Unlike many Chinese teas that can generally withstand harsher conditions, Japanese teas are well known for their fine qualities. Using water that is too hot may ruin the entire brew. Many people don't take into account how the quality of the water itself can also harshen the final taste of Japanese tea.
Have you ever come across this problem? You are on vacation in Japan at a tea house where you are sampling delicious Japanese teas — like gyokuro and sencha. The brews are just right. You feel very slight bitterness, a pleasant sweetness on the palate, and that iconic saltiness of a tea with rich umami. You purchase 100 grams of the gyokuro you just enjoyed and take it back home with excitement. Let's say you are living in California. You open up the gyokuro and follow the instructions that the tea shop owner noted down precisely — 1 gram of tea leaves for every 30 ml water, the water temperature of precisely 60 ℃, brewed for 2 minutes, then decanted into a cup.
Finally, you take a sip… Hmm. The tea is not bad. However, it lacks something. Perhaps the taste is more bland than usual? Is the aroma lacking? What could have gone wrong after following the tea brewing instructions so carefully?
What tea consumers rarely counter in is the quality of the water they are using. Or, if it is considered, it will probably be the last factor.
Water In Japan
Water throughout Japan is soft. It contains less than 100 mg hardness for every 1 liter. Hardness is one of the most important factors when it comes to water taste. Generally, hard water has a firm feeling. If you are used to soft water, hard water can be more unpleasant.
Hardness level indicates the concentration of minerals, like calcium and magnesium, dissolved in water.
Whereas most water in Japan (including tap, bottled, and spring water) is soft, the water in Europe and North America is generally hard.
The quality of water is not only essential when it comes to Japanese teas, but it is also crucial for the preparation of some famous Japanese dishes. Many Japanese cooks residing abroad are tasked by the challenge to make certain iconic dishes taste as good as they would in Japan. While buying bottled soft water can be sufficient for tea, it becomes much more challenging to cook large quantities of food.
Some dishes which require soft water are dashi (Japanese stock commonly used for miso soup), soba noodles, and tofu. Japanese dishes are known for having very delicate flavors, without many spices. Soft water helps us distinguish and savor all these subtle flavors, while hard water would shadow them.
When it comes to Japanese green teas, soft water is crucial for us to taste the many layers of exquisite flavors of the tea leaves. Soft water also helps draw out the bitterness and astringency found in tea. That way, our palette can entirely focus on the gentle umami.
Hard water is not suitable for Japanese green tea because it does not sufficiently bring out the tea's flavor.
How Can I Get Soft Water In The West?
The hardness of the water in large depends on where you live. East coast United States has water softer than other parts of the states. However, it still might be too harsh for Japanese teas.

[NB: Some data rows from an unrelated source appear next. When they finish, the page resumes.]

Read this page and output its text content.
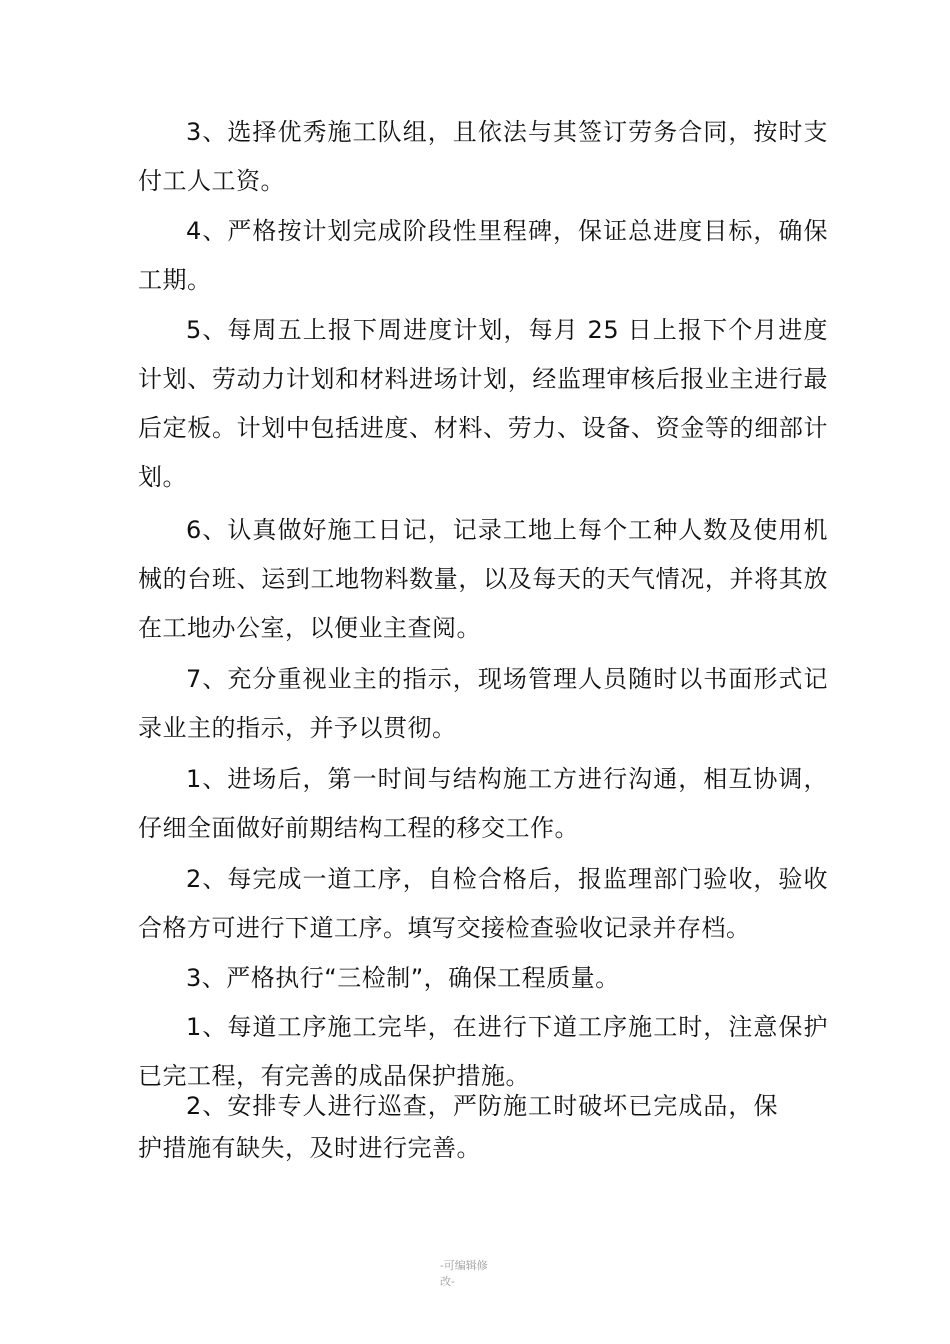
3、选择优秀施工队组，且依法与其签订劳务合同，按时支付工人工资。

4、严格按计划完成阶段性里程碑，保证总进度目标，确保工期。

5、每周五上报下周进度计划，每月 25 日上报下个月进度计划、劳动力计划和材料进场计划，经监理审核后报业主进行最后定板。计划中包括进度、材料、劳力、设备、资金等的细部计划。

6、认真做好施工日记，记录工地上每个工种人数及使用机械的台班、运到工地物料数量，以及每天的天气情况，并将其放在工地办公室，以便业主查阅。

7、充分重视业主的指示，现场管理人员随时以书面形式记录业主的指示，并予以贯彻。

1、进场后，第一时间与结构施工方进行沟通，相互协调，仔细全面做好前期结构工程的移交工作。

2、每完成一道工序，自检合格后，报监理部门验收，验收合格方可进行下道工序。填写交接检查验收记录并存档。

3、严格执行“三检制”，确保工程质量。

1、每道工序施工完毕，在进行下道工序施工时，注意保护已完工程，有完善的成品保护措施。

2、安排专人进行巡查，严防施工时破坏已完成品，保护措施有缺失，及时进行完善。

-可编辑修改-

Pay attention to the mineral level of water. Purchasing water with fewer minerals will mean that it is softer.
The following USA and Canadian water brands are known for their excellent quality soft water:
- Alaskan Glacier Gold Water (United States)
- Crystal Geyser (United States)
- Rocky Mountain (United States)
- Aquator (Canada)
- Bourassa Canadian (Canada)
The picture above shows water hardness levels throughout the USA.
Using Tap Water For Tea Brewing
If you live in an area where the tap water is rather hard, you can use a salt-based water softener that turns water from hard to soft through the process called "ion exchange". This process removes high concentrations of magnesium and calcium by substituting the hardness minerals (calcium and magnesium) with sodium chloride (salt).
Our research shows that ion-exchange softeners prove, by far, to be the most effective home softener. Other devices are usually much less effective if not scams.
If you live in an area where the tap water is drinkable and relatively soft, for example, East Coast USA, you can brew Japanese teas with it. However, one problem that commonly arises is the chlorine taste and smell of tap water. Some tap water has a higher chlorine content to make it clean and drinkable. However, the scent can be strong and off-putting when preparing delicious, delicate tea. To solve this problem, we recommend boiling the water for over 2 minutes, then leaving it to cool off until it reaches the desired temperature.
Overall, while tea utensils and proper brewing techniques are essential for a quality cup of Japanese tea, it is crucial not to forget about water properties and grade. It could be the make or break of your tea experience.